Lloyd Harischandra

Lloyd designs the backend data architecture determining the solutions for ingesting and querying data at the AAO-Macquarie. He configures and manages the database cluster (we call it the data lake!) and does benchmarking on the node configuration against current popular database technologies as required. He also writes backend software code to ingest and query data in and out of the data lake.

Lloyd possess over 12 years of experience as a software/data engineer.

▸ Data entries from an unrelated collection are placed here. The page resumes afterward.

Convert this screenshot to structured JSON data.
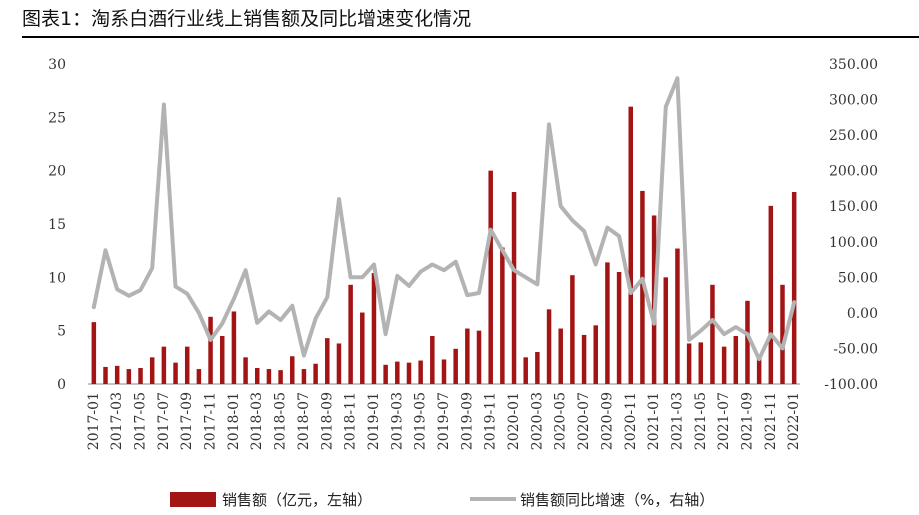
{
  "header": {
    "title": "图表1：淘系白酒行业线上销售额及同比增速变化情况"
  },
  "chart_data": {
    "type": "bar-line",
    "title": "图表1：淘系白酒行业线上销售额及同比增速变化情况",
    "categories": [
      "2017-01",
      "2017-02",
      "2017-03",
      "2017-04",
      "2017-05",
      "2017-06",
      "2017-07",
      "2017-08",
      "2017-09",
      "2017-10",
      "2017-11",
      "2017-12",
      "2018-01",
      "2018-02",
      "2018-03",
      "2018-04",
      "2018-05",
      "2018-06",
      "2018-07",
      "2018-08",
      "2018-09",
      "2018-10",
      "2018-11",
      "2018-12",
      "2019-01",
      "2019-02",
      "2019-03",
      "2019-04",
      "2019-05",
      "2019-06",
      "2019-07",
      "2019-08",
      "2019-09",
      "2019-10",
      "2019-11",
      "2019-12",
      "2020-01",
      "2020-02",
      "2020-03",
      "2020-04",
      "2020-05",
      "2020-06",
      "2020-07",
      "2020-08",
      "2020-09",
      "2020-10",
      "2020-11",
      "2020-12",
      "2021-01",
      "2021-02",
      "2021-03",
      "2021-04",
      "2021-05",
      "2021-06",
      "2021-07",
      "2021-08",
      "2021-09",
      "2021-10",
      "2021-11",
      "2021-12",
      "2022-01"
    ],
    "x_tick_labels": [
      "2017-01",
      "2017-03",
      "2017-05",
      "2017-07",
      "2017-09",
      "2017-11",
      "2018-01",
      "2018-03",
      "2018-05",
      "2018-07",
      "2018-09",
      "2018-11",
      "2019-01",
      "2019-03",
      "2019-05",
      "2019-07",
      "2019-09",
      "2019-11",
      "2020-01",
      "2020-03",
      "2020-05",
      "2020-07",
      "2020-09",
      "2020-11",
      "2021-01",
      "2021-03",
      "2021-05",
      "2021-07",
      "2021-09",
      "2021-11",
      "2022-01"
    ],
    "series": [
      {
        "name": "销售额（亿元，左轴）",
        "type": "bar",
        "axis": "left",
        "color": "#a31515",
        "values": [
          5.8,
          1.6,
          1.7,
          1.4,
          1.5,
          2.5,
          3.5,
          2.0,
          3.5,
          1.4,
          6.3,
          4.5,
          6.8,
          2.5,
          1.5,
          1.4,
          1.3,
          2.6,
          1.4,
          1.9,
          4.3,
          3.8,
          9.3,
          6.7,
          10.4,
          1.8,
          2.1,
          2.0,
          2.2,
          4.5,
          2.3,
          3.3,
          5.2,
          5.0,
          20.0,
          12.8,
          18.0,
          2.5,
          3.0,
          7.0,
          5.2,
          10.2,
          4.6,
          5.5,
          11.4,
          10.5,
          26.0,
          18.1,
          15.8,
          10.0,
          12.7,
          3.8,
          3.9,
          9.3,
          3.5,
          4.5,
          7.8,
          2.5,
          16.7,
          9.3,
          18.0
        ]
      },
      {
        "name": "销售额同比增速（%，右轴）",
        "type": "line",
        "axis": "right",
        "color": "#b3b3b3",
        "values": [
          8,
          88,
          33,
          24,
          32,
          63,
          293,
          37,
          27,
          0,
          -38,
          -15,
          20,
          60,
          -14,
          2,
          -10,
          10,
          -60,
          -8,
          22,
          160,
          50,
          50,
          68,
          -30,
          52,
          38,
          58,
          68,
          60,
          72,
          25,
          28,
          117,
          88,
          60,
          50,
          40,
          265,
          150,
          130,
          115,
          68,
          120,
          108,
          28,
          48,
          -15,
          290,
          330,
          -38,
          -25,
          -10,
          -30,
          -20,
          -30,
          -65,
          -30,
          -50,
          15
        ]
      }
    ],
    "left_axis": {
      "min": 0,
      "max": 30,
      "ticks": [
        "0",
        "5",
        "10",
        "15",
        "20",
        "25",
        "30"
      ]
    },
    "right_axis": {
      "min": -100,
      "max": 350,
      "ticks": [
        "-100.00",
        "-50.00",
        "0.00",
        "50.00",
        "100.00",
        "150.00",
        "200.00",
        "250.00",
        "300.00",
        "350.00"
      ]
    },
    "legend": {
      "position": "bottom",
      "items": [
        "销售额（亿元，左轴）",
        "销售额同比增速（%，右轴）"
      ]
    }
  }
}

The speaker's profile picture

Affiliation – Australian Astronomical Optics - Macquarie University Position – Data Scientist Twitter – @Llo_y_d

Talks

Realtime Data Transferring and Processing from Remote Telescopes Using Apache NiFi and MongoDB

Data central at AAO-MQ provides data archiving and hosting solutions to several external telescopes such as Anglo Australian Telescope(AAT) and Huntsman Telephoto Array in Australia. Up until recently AAT raw data had been manually processed and transported to be archived at AAO-MQ for the astronomical community to access. This was time consuming and took extra resources to manage the data flow. In this talk, we will discuss how we automated the data transfer and archiving using Apache NiFi and MongoDB resulting in raw data being available for the astronomers to query in real-time as they are produced by the telescope.

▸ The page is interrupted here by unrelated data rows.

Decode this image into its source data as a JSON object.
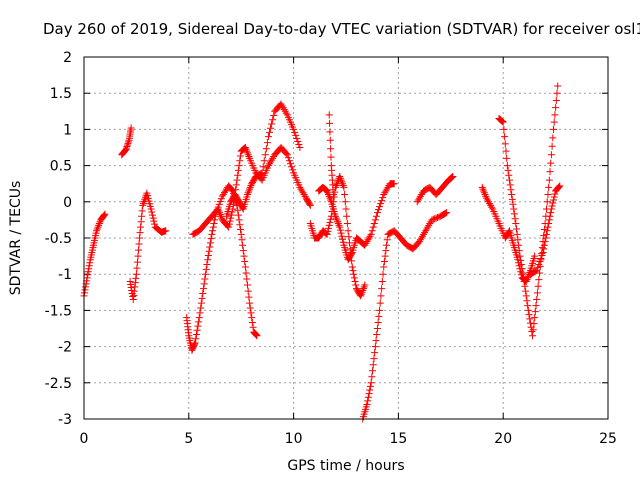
{
  "chart_data": {
    "type": "scatter",
    "title": "Day 260 of 2019, Sidereal Day-to-day VTEC variation (SDTVAR) for receiver osl1",
    "xlabel": "GPS time / hours",
    "ylabel": "SDTVAR / TECUs",
    "xlim": [
      0,
      25
    ],
    "ylim": [
      -3,
      2
    ],
    "xticks": [
      0,
      5,
      10,
      15,
      20,
      25
    ],
    "xtick_labels": [
      "0",
      "5",
      "10",
      "15",
      "20",
      "25"
    ],
    "yticks": [
      -3,
      -2.5,
      -2,
      -1.5,
      -1,
      -0.5,
      0,
      0.5,
      1,
      1.5,
      2
    ],
    "ytick_labels": [
      "-3",
      "-2.5",
      "-2",
      "-1.5",
      "-1",
      "-0.5",
      "0",
      "0.5",
      "1",
      "1.5",
      "2"
    ],
    "grid": true,
    "marker": "+",
    "color": "#ff0000",
    "series": [
      {
        "name": "arc1",
        "points": [
          [
            0.0,
            -1.3
          ],
          [
            0.15,
            -1.05
          ],
          [
            0.3,
            -0.8
          ],
          [
            0.45,
            -0.6
          ],
          [
            0.6,
            -0.4
          ],
          [
            0.8,
            -0.25
          ],
          [
            1.0,
            -0.17
          ]
        ]
      },
      {
        "name": "arc2",
        "points": [
          [
            1.8,
            0.65
          ],
          [
            2.0,
            0.72
          ],
          [
            2.15,
            0.85
          ],
          [
            2.25,
            1.02
          ]
        ]
      },
      {
        "name": "arc3",
        "points": [
          [
            2.2,
            -1.1
          ],
          [
            2.35,
            -1.35
          ],
          [
            2.5,
            -1.0
          ],
          [
            2.65,
            -0.5
          ],
          [
            2.8,
            -0.05
          ],
          [
            3.0,
            0.12
          ],
          [
            3.2,
            -0.1
          ],
          [
            3.4,
            -0.35
          ],
          [
            3.7,
            -0.42
          ],
          [
            3.9,
            -0.4
          ]
        ]
      },
      {
        "name": "arc4",
        "points": [
          [
            4.9,
            -1.6
          ],
          [
            5.0,
            -1.85
          ],
          [
            5.15,
            -2.05
          ],
          [
            5.3,
            -1.95
          ],
          [
            5.5,
            -1.6
          ],
          [
            5.7,
            -1.2
          ],
          [
            5.9,
            -0.8
          ],
          [
            6.1,
            -0.45
          ],
          [
            6.3,
            -0.15
          ],
          [
            6.6,
            0.08
          ],
          [
            6.9,
            0.22
          ],
          [
            7.1,
            0.15
          ],
          [
            7.3,
            -0.05
          ],
          [
            7.5,
            -0.45
          ],
          [
            7.7,
            -0.9
          ],
          [
            7.9,
            -1.4
          ],
          [
            8.1,
            -1.8
          ],
          [
            8.25,
            -1.85
          ]
        ]
      },
      {
        "name": "arc5",
        "points": [
          [
            5.2,
            -0.45
          ],
          [
            5.5,
            -0.4
          ],
          [
            5.8,
            -0.3
          ],
          [
            6.1,
            -0.2
          ],
          [
            6.4,
            -0.1
          ],
          [
            6.6,
            -0.25
          ],
          [
            6.9,
            -0.35
          ],
          [
            7.1,
            -0.1
          ],
          [
            7.3,
            0.3
          ],
          [
            7.5,
            0.7
          ],
          [
            7.7,
            0.75
          ],
          [
            7.9,
            0.6
          ],
          [
            8.2,
            0.4
          ],
          [
            8.5,
            0.3
          ],
          [
            8.8,
            0.5
          ],
          [
            9.1,
            0.65
          ],
          [
            9.4,
            0.75
          ],
          [
            9.7,
            0.65
          ],
          [
            10.0,
            0.4
          ],
          [
            10.3,
            0.2
          ],
          [
            10.6,
            0.05
          ],
          [
            10.8,
            -0.05
          ]
        ]
      },
      {
        "name": "arc6",
        "points": [
          [
            6.8,
            -0.2
          ],
          [
            7.0,
            0.0
          ],
          [
            7.2,
            0.1
          ],
          [
            7.4,
            0.0
          ],
          [
            7.6,
            -0.1
          ],
          [
            7.8,
            0.1
          ],
          [
            8.0,
            0.25
          ],
          [
            8.2,
            0.35
          ],
          [
            8.5,
            0.4
          ],
          [
            8.8,
            0.9
          ],
          [
            9.1,
            1.25
          ],
          [
            9.4,
            1.35
          ],
          [
            9.7,
            1.2
          ],
          [
            10.0,
            1.0
          ],
          [
            10.3,
            0.75
          ]
        ]
      },
      {
        "name": "arc7",
        "points": [
          [
            10.8,
            -0.3
          ],
          [
            11.0,
            -0.5
          ],
          [
            11.2,
            -0.5
          ],
          [
            11.4,
            -0.4
          ],
          [
            11.6,
            -0.45
          ],
          [
            11.8,
            -0.2
          ],
          [
            12.0,
            0.2
          ],
          [
            12.2,
            0.35
          ],
          [
            12.4,
            0.2
          ],
          [
            12.6,
            -0.4
          ],
          [
            12.8,
            -0.9
          ],
          [
            13.0,
            -1.2
          ],
          [
            13.2,
            -1.3
          ],
          [
            13.4,
            -1.15
          ]
        ]
      },
      {
        "name": "arc8",
        "points": [
          [
            11.2,
            0.15
          ],
          [
            11.4,
            0.2
          ],
          [
            11.6,
            0.15
          ],
          [
            11.8,
            0.0
          ],
          [
            12.0,
            -0.2
          ],
          [
            12.2,
            -0.35
          ],
          [
            12.4,
            -0.6
          ],
          [
            12.6,
            -0.8
          ],
          [
            12.8,
            -0.7
          ],
          [
            13.0,
            -0.5
          ],
          [
            13.2,
            -0.55
          ],
          [
            13.4,
            -0.6
          ],
          [
            13.7,
            -0.45
          ],
          [
            14.0,
            -0.15
          ],
          [
            14.3,
            0.1
          ],
          [
            14.6,
            0.25
          ],
          [
            14.8,
            0.25
          ]
        ]
      },
      {
        "name": "arc9",
        "points": [
          [
            11.7,
            1.2
          ],
          [
            11.8,
            0.5
          ],
          [
            11.9,
            0.1
          ]
        ]
      },
      {
        "name": "arc10",
        "points": [
          [
            13.3,
            -3.0
          ],
          [
            13.5,
            -2.8
          ],
          [
            13.7,
            -2.5
          ],
          [
            13.9,
            -2.0
          ],
          [
            14.1,
            -1.5
          ],
          [
            14.3,
            -0.9
          ],
          [
            14.5,
            -0.45
          ],
          [
            14.8,
            -0.4
          ],
          [
            15.1,
            -0.5
          ],
          [
            15.4,
            -0.6
          ],
          [
            15.7,
            -0.65
          ],
          [
            16.0,
            -0.55
          ],
          [
            16.3,
            -0.4
          ],
          [
            16.6,
            -0.25
          ],
          [
            17.0,
            -0.2
          ],
          [
            17.3,
            -0.15
          ]
        ]
      },
      {
        "name": "arc11",
        "points": [
          [
            15.9,
            0.0
          ],
          [
            16.2,
            0.15
          ],
          [
            16.5,
            0.2
          ],
          [
            16.8,
            0.1
          ],
          [
            17.1,
            0.2
          ],
          [
            17.4,
            0.3
          ],
          [
            17.6,
            0.35
          ]
        ]
      },
      {
        "name": "arc12",
        "points": [
          [
            19.0,
            0.2
          ],
          [
            19.2,
            0.05
          ],
          [
            19.5,
            -0.1
          ],
          [
            19.8,
            -0.3
          ],
          [
            20.1,
            -0.5
          ],
          [
            20.3,
            -0.4
          ],
          [
            20.5,
            -0.6
          ],
          [
            20.7,
            -0.8
          ],
          [
            20.9,
            -1.05
          ],
          [
            21.1,
            -1.1
          ],
          [
            21.3,
            -0.95
          ],
          [
            21.5,
            -0.75
          ]
        ]
      },
      {
        "name": "arc13",
        "points": [
          [
            19.8,
            1.15
          ],
          [
            20.0,
            1.1
          ],
          [
            20.2,
            0.5
          ],
          [
            20.4,
            0.1
          ],
          [
            20.6,
            -0.3
          ],
          [
            20.8,
            -0.75
          ],
          [
            21.0,
            -1.1
          ],
          [
            21.2,
            -1.5
          ],
          [
            21.4,
            -1.85
          ],
          [
            21.6,
            -1.35
          ],
          [
            21.8,
            -0.8
          ],
          [
            22.0,
            -0.3
          ],
          [
            22.2,
            0.3
          ],
          [
            22.4,
            1.0
          ],
          [
            22.6,
            1.6
          ]
        ]
      },
      {
        "name": "arc14",
        "points": [
          [
            21.3,
            -1.0
          ],
          [
            21.6,
            -0.95
          ],
          [
            21.9,
            -0.7
          ],
          [
            22.1,
            -0.4
          ],
          [
            22.3,
            -0.1
          ],
          [
            22.5,
            0.15
          ],
          [
            22.7,
            0.22
          ]
        ]
      }
    ]
  }
}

We examine the usability, flexibility and scalability of Apache NiFi and various processors and controllers available to collect, process and move data across multiple data points. We will discuss great features available in NiFi especially for data provenance, guaranteed delivery and loss tolerance. We will also discuss what flow files and flow templates are, the role of the Data Flow Manager and how to schedule processors. In addition to that we will show you how to secure site-to-site data transferring and utilise NiFi clustering to balance the load.

Lastly we will show how survey teams can write their custom data processing tasks and data reduction pipelines in their favourite language(Python, R etc.) and integrate them into the data flow to be automatically processed and ingested into their favourite data stores for further processing or public availability.